My Question: According to the solution, the space complexity of this solution is O(n*log(n)). However, I feel like the space complexity should be O(log(n)) which represents the depth of recursion stack for the findSum() function. Why is my analysis wrong? Why is the space complexity O(n*log(n))?

2

There are 2 answers

3
Ziv Klein On

The tree is not necessarily full - so it could have O(n) depth. As far as I can tell, the space complexity is O(n).

2
Dan Getz On

You're right; when the trees are balanced, this algorithm has space complexity of O(log n). (Note that the solution you posted is for a different problem than the one you wrote—it's for finding only paths that go down the tree.) Maybe the answer in the book was misprinted. If the book truly doesn't mention whether they're dealing with balanced or unbalanced trees, or where the paths can go, misprinted this answer, and contains no explanations for how they derived their answers... come on, you should be able to find a much better book than this to study algorithm complexity from.

Analysis

We can set aside from now if the trees are balanced by saying the depth of the tree is d, which is O(log n) if balanced, or O(n) if not.

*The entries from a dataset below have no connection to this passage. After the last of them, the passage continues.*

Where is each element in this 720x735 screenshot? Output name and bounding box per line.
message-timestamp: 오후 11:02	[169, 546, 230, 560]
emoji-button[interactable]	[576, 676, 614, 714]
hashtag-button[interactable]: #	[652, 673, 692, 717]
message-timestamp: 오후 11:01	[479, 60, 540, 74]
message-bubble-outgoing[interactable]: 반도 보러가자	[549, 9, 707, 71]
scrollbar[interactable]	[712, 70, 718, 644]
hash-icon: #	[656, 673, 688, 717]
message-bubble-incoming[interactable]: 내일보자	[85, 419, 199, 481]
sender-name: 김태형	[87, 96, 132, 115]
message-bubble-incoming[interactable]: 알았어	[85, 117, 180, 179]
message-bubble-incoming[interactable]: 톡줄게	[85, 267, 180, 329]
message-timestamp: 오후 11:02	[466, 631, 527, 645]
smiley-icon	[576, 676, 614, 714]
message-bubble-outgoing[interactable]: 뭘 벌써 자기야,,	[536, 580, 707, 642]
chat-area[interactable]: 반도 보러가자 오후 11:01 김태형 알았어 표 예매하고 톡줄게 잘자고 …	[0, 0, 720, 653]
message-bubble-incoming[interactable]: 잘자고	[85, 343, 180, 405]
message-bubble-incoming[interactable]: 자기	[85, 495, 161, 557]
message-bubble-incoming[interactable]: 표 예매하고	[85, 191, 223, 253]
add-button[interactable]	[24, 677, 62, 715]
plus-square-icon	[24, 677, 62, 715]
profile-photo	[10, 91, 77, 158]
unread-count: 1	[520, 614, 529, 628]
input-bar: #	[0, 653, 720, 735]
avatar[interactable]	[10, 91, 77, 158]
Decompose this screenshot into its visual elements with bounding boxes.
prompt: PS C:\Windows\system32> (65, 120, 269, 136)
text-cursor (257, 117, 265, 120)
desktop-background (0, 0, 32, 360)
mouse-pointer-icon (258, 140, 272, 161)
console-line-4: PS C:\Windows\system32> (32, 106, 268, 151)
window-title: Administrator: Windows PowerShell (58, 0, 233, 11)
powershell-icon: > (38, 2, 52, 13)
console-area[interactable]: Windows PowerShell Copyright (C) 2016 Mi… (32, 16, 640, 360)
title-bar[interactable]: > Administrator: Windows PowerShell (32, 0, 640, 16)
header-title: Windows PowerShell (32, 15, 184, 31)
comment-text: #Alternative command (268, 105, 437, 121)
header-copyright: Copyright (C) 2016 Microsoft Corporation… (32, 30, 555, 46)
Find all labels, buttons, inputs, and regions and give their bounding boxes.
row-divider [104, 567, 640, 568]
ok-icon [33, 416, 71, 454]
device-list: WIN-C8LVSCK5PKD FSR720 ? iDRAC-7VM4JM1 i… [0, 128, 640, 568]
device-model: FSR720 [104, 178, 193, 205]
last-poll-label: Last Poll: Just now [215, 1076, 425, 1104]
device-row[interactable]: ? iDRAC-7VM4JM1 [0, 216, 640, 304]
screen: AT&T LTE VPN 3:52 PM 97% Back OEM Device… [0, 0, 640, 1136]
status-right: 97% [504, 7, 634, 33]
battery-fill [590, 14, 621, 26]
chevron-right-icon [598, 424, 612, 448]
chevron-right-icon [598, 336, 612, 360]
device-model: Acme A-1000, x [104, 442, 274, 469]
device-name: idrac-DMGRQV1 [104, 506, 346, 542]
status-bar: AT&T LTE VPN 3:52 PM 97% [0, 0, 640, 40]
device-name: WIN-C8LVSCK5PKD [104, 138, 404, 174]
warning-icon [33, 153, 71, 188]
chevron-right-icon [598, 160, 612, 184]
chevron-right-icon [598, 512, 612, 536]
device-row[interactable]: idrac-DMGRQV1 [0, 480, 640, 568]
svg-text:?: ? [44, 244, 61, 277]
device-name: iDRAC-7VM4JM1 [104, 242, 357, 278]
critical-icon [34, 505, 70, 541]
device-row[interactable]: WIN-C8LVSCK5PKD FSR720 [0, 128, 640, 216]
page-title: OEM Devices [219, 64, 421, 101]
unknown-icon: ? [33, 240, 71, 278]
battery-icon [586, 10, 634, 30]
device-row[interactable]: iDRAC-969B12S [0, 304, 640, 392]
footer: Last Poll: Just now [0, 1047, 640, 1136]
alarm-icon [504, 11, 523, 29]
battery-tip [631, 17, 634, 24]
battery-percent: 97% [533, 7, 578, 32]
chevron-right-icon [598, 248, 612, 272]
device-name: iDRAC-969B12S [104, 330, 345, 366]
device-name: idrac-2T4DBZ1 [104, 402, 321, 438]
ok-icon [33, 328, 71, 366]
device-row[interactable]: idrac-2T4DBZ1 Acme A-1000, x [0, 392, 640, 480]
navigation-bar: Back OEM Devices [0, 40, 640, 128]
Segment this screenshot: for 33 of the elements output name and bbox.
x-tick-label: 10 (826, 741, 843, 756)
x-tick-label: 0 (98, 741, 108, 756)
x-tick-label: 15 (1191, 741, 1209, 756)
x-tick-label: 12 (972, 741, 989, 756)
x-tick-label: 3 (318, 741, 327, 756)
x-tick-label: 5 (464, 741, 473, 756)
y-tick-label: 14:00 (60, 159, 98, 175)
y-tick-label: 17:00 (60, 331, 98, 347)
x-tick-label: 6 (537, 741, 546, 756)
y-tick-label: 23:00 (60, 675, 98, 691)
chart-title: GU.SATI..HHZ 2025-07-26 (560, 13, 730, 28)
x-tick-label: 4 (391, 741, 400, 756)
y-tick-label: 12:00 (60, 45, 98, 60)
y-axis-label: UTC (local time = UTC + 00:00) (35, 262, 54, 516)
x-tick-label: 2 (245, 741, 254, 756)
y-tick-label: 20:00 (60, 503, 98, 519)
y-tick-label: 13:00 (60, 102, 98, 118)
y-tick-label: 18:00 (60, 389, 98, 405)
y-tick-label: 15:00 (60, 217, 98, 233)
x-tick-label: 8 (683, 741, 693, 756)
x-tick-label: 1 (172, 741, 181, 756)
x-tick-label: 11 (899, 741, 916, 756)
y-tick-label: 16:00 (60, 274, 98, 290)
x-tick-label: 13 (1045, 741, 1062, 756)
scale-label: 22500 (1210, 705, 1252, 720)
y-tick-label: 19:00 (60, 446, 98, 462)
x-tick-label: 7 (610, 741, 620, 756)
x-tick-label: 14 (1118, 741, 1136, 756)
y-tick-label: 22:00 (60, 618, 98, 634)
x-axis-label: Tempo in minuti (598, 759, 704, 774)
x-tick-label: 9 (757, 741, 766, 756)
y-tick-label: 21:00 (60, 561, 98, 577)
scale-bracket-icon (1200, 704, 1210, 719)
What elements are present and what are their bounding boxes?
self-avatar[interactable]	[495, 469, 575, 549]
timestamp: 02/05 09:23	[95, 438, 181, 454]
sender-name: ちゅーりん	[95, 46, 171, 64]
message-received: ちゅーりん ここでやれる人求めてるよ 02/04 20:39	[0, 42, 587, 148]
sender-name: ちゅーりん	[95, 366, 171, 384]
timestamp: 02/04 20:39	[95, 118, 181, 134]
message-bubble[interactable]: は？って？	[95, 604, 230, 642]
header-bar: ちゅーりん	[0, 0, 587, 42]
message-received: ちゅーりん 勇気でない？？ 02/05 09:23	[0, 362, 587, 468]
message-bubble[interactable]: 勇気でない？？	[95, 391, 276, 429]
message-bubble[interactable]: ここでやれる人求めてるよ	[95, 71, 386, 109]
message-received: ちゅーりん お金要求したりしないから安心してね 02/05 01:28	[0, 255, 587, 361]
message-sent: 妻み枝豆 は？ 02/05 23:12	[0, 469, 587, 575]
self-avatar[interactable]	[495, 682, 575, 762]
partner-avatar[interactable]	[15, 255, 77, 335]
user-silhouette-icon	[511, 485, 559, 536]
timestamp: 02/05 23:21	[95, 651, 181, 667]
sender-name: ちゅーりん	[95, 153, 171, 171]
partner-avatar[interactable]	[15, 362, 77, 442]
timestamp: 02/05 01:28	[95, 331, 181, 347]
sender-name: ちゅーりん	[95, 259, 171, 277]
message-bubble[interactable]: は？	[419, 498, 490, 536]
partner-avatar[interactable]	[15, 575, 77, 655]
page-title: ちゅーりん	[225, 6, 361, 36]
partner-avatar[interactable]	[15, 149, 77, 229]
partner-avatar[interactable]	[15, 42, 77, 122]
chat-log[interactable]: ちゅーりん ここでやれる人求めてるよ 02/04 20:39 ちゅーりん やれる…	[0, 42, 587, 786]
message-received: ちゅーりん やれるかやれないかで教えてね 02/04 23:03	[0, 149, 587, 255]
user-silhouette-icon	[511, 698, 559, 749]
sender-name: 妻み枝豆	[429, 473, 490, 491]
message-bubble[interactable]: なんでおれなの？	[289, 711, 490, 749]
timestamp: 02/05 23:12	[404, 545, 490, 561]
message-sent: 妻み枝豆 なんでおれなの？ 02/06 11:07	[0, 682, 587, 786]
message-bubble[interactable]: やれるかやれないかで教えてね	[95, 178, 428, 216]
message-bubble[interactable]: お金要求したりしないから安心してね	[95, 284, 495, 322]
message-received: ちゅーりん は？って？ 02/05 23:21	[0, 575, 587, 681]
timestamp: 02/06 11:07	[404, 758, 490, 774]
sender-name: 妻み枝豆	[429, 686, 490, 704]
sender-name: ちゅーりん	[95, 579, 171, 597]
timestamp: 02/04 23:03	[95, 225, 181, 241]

There are 2 things in this algorithm that use space: the stack space used, and the array that is allocated. That int[] object has a size of depth(node), and is allocated exactly once, in the single call to findSum(TreeNode, int), so its space usage is O(d).

When findSum(TreeNode, int) calls depth(node), the stack frames will look like this:

[findSum(TreeNode, int)] [depth] ... [depth]

The furthest depth() can recurse is the depth of the tree, so the stack usage here is O(d).

Next, depth() finishes, and we call the recursive findSum(TreeNode, int, int[], int).

This function doesn't allocate any new memory, and it recurses to the depth of the tree just like depth(), so the stack usage here is also O(d).

So the maximum stack usage at any time in this algorithm is O(d), which plus the O(d) space used by the allocated array, gives us a final answer of O(d), which is O(n) in the general case, or O(log n) if the tree is balanced.